与大部分传统流量明星不同,团体偶像的粉丝,在组成结构和性质上往往更复杂。“唯粉”(只喜欢团队里的某个成员)、“CP粉”(喜欢其中某两个“CP”)等多种排列组合方式,也直接带来了个体粉丝千差万别的诉求。这一次,不同粉丝在站队和视角之间的冲突,加速促进了涌入政务热线的混乱。
比如,对TOP登陆少年的“CP粉”小米而言,粉丝拨打热线,是希望这次演出能保留“双人舞台”。
对小米这样的CP粉来说,“双人舞台意味着能看到一场专属于两个偶像自己的表演,如果没有双人舞台,我们会觉得公司在区别对待。明明别的成员都有随机搭配的双人舞台、三人舞台,唯独我的CP没有合作的机会。”小米认为,如果粉丝为了一场活动苦苦等待,最终却没能看到真正属于两个人的内容,这是对CP粉的不尊重,“我们花了钱,付出了时间、精力,还有我们能付出的一切,然后得到了零蛋。”
为此,一些粉丝会直接“喊话”公司进行维权。小米接触过一些来自CP粉的维权诉求,包括保留双人舞台、双人Talking、双人短视频以及双人周边等,维权的时候,粉丝会统一更换线上ID,带着相关话题发帖,也会通过停止购买官方周边表达不满。
虽然,大多数时候,偶像所在的公司不会公开回应。可这并不影响粉丝们的热情,他们持续发帖、停氪、做数据,期待在下一次活动里能出现一点变化。

《明天,我会成为谁的女友》剧照
不过,在CP粉眼中极为珍贵的双人舞台,在另一部分粉丝眼里却意义相反。
蔡蔡以前也“磕过CP”,后来,她变成了其中一名成员的唯粉。身份转变的一个原因,是她逐渐无法接受大家对两名成员并不平等的关注。在她看来,真人CP首先是两个现实中活生生的人,喜欢这段关系的人也应该“平等爱两个人”。在CP粉圈子里待得越久,她越感觉一些讨论明显偏向其中一方,“让我感觉不舒服。”
身份发生变化后,舞台对蔡蔡而言也有了不同意义。CP粉等待两个人再次合作,唯粉则希望自己的偶像拥有独立的展示空间。谁和谁合作、谁多唱一句、谁站在中间、谁有“solo”(单人)表演,原本属于节目编排的细节,逐渐被粉丝放进长期的待遇对比里,爱的重量也被按刻度放上了秤。
9月1日,时代峰峻旗下登陆少年-FanClub曾发布会员违约处理公告,对7名被认定在演唱会期间存在不当行为的高级会员取消权益,并永久禁止其购买时代峰峻旗下演出和活动门票。公告没有说明7人的具体行为,也没有回应这场持续多日的舞台争议。

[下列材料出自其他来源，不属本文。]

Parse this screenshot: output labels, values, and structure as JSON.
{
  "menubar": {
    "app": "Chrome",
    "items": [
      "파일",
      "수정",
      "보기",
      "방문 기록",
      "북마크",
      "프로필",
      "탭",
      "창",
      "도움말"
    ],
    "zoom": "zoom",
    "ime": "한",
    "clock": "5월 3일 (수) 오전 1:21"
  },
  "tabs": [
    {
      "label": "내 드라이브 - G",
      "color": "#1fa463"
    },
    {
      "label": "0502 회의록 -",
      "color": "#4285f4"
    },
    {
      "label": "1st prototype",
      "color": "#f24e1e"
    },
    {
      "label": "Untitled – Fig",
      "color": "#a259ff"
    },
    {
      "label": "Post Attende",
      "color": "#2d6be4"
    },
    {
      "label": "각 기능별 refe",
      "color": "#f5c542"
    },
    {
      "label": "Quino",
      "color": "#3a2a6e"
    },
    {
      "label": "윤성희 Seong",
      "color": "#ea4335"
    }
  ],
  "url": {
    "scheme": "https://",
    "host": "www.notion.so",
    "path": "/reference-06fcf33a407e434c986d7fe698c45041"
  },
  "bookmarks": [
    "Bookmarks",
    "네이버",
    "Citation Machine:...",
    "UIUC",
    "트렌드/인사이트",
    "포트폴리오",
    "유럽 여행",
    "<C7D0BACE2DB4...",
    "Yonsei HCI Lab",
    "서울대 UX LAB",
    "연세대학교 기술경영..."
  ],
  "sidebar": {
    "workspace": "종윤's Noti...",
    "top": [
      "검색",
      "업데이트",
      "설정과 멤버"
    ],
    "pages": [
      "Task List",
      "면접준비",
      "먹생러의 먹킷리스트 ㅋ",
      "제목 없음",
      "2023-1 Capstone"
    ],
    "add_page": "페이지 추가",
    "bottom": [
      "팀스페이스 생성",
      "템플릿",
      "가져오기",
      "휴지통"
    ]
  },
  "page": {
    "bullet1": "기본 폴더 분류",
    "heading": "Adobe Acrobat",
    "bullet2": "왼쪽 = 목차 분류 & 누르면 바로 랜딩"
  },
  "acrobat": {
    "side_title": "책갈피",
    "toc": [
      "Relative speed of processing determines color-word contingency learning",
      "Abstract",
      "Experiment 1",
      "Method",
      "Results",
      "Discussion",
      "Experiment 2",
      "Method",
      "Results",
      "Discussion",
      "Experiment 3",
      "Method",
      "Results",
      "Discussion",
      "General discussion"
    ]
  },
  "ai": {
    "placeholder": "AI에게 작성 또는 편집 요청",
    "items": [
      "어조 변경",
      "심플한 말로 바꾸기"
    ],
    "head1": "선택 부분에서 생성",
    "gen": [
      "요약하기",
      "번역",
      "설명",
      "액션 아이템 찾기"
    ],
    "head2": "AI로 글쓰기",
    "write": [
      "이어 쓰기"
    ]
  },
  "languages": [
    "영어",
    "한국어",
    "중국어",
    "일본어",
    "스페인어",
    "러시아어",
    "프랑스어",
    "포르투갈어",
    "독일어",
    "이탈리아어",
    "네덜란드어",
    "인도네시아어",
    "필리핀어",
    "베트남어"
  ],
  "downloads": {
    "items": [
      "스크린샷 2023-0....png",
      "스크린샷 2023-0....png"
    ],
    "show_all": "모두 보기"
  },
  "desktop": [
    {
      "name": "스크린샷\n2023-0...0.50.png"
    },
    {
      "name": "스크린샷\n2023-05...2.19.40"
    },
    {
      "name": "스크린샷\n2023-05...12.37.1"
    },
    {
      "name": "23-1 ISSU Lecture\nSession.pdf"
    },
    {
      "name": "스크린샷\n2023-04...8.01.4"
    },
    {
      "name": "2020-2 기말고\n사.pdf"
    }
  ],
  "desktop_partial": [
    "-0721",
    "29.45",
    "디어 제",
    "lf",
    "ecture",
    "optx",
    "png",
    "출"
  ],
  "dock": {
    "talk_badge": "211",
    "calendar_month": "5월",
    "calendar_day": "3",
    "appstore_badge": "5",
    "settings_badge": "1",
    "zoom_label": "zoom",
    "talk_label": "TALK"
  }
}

在混乱发生之后,叫停也好,调整也罢,公众的抵触情绪已经产生,粉丝的诉求却未必得到实现。后者持续投注热情,却自认为被一次次辜负。前者对饭圈的负面刻板印象亦被加剧,流量迅速涨起又迅速消退,最后,“坐收渔利”的到底是谁?
名为爱的冲锋
“别人去抢你的东西,心里就会不得劲。”
蔡蔡形容,不少粉丝涌入政务热线,都离不开一个核心心理,即认为自己喜欢的人受到了不公平待遇,并因此牵连到了自身的经历和感受。
蔡蔡提到,团体偶像的粉丝往往都是从练习生年纪很小的时候,就开始看着他们训练、比赛、长大。几年过去,艺人一步步走向更大的舞台,粉丝自己也可能从学校走进职场。蔡蔡觉得,两条成长线会在这个过程中慢慢叠在一起,“你的心境是跟着他一起变化的。”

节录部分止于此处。